Medical record analysis and review can be quite challenging even for the most experienced attorney. Cases that involve a medical component such as personal injury, workers’ compensation, product liability or medical malpractice have an extra dimension of complexity. Many attorneys find a medical review service highly supportive and use the same to make the most of their medical discovery documents. A complete medical chart would include an initial History & Physical, Orders, Physician Progress Notes, Nursing Notes, Lab data, Radiology Reports, Operative Notes, Operative Records/Consent Forms, Pathology, and Discharge Summary.
To avoid missing critical information and to ensure a successful outcome for the case, it is vital to establish a reliable process for reviewing the medical records. As any seasoned medical review company would agree, creating a list of the documents needed is the best way to make sure that nothing is missed. To create a useful list and to identify missing information if any, you need to know what records to request and what to expect in a medical chart.
When requesting and organizing the medical records, you should have a clear understanding of the plaintiff’s complaints as regards malpractice or injury and the plaintiff’s view of what went wrong. Why is organizing, indexing and Bates stamping the medical records important before sending it to experts for review?
- The medical records collected may have to be referred to over a long period of time, maybe 2 – 3 years and if they are not maintained well it will delay every step of the litigation.
- When the records are organized in a logical sequence, it is easier and more comfortable for the medical review experts, and will speed up their analysis.
- When the medical record review is quick, it will be more cost-effective for legal professionals.
- Properly indexed and organized records are valuable when responding to motions, preparing questions for depositions and during discovery.
In any medical-legal case, after the initial medical record review, the need to collect additional documents may arise – documents that may not be included along with the medical records. These documents include the following and should be separately requested.
- Billing records: These are needed to understand what services were actually provided as well as to identify any negligence on the part of the provider.
- Autopsy records: Useful in cases involving unexpected or suspicious deaths.
- Emergency medical services transport records
- Emergency room logs
- Drugstore pharmacy records: Useful where a history of drug use is critical to the case as in adverse drug reactions or a matter of product liability.
- Fetal monitor strips, which are part of the mother’s medical record, may prove important in birth injury cases.
- Operating room logs, which may contain important information regarding the plaintiff.
- Laboratory logs become important when the medical chart does not document tests one may expect to have in the medical records based on the plaintiff’s health condition.
- Photographs and DVDs of tests and surgeries that may have been recorded / documented photographically or electronically.
Once the medical records are organized, the important facts have to be extracted into a chronology and summary to help tell the story of the patient. Chronologies and medical case summaries are indispensable for attorneys preparing a case for trial.

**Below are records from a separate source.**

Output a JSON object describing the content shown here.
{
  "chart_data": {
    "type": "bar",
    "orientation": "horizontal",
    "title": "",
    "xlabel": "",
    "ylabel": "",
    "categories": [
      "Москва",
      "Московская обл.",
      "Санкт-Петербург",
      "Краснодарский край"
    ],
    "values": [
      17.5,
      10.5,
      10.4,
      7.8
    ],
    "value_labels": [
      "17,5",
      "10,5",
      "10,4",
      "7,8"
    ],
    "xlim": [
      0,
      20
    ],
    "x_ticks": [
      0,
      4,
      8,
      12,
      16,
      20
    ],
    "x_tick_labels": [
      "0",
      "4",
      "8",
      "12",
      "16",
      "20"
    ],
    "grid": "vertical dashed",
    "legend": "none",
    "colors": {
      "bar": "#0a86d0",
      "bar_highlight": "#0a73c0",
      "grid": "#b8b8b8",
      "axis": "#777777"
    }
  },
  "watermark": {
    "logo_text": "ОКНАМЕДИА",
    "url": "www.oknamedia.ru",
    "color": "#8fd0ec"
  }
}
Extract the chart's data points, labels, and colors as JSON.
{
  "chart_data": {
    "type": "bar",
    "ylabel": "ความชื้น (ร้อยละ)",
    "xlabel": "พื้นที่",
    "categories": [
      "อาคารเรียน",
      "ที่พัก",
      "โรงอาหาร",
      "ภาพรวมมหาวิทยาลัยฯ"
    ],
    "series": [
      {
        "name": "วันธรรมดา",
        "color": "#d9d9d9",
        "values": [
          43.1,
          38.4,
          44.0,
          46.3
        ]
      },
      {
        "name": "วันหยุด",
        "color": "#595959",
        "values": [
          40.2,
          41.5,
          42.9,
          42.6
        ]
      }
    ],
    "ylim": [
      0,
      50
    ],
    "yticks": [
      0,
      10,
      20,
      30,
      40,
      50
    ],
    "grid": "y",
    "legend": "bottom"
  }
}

- Logically organized facts enable clear thinking.
- A good chronology helps ensure complete discovery. It gives a clear view of the facts that are disputed, and also provides an idea regarding the facts that may need more sources that are acceptable in court.
- It helps in easy communication among all members of the trial team.
- It assists in preparing for depositions, pretrial motions, opposing motions for summary judgment, settlement conferences and also during trial.
- A well-developed medical case chronology would clearly highlight all the key points and concerns as well as any defenses, helping the attorney to put together an efficient case strategy.
Often, expertise in the field of medicine or nursing on the part of the reviewer can prove advantageous during the medical record review process. The knowhow and practical experience of a medical or nursing professional who is a part of the medical review service team will help when there is the need to evaluate symptoms, treatment and outcomes to ensure they meet the standard of care. Only a professional can understand these aspects and their significance with regard to all body systems. Professionals in the field will be able to point out what constitutes below the standard of care, what would be considered “expected possible complications,” and so on. Organized and complete medical records will help save time spent on the review and costs involved, while providing attorneys with a clear understanding of the cases they are handling.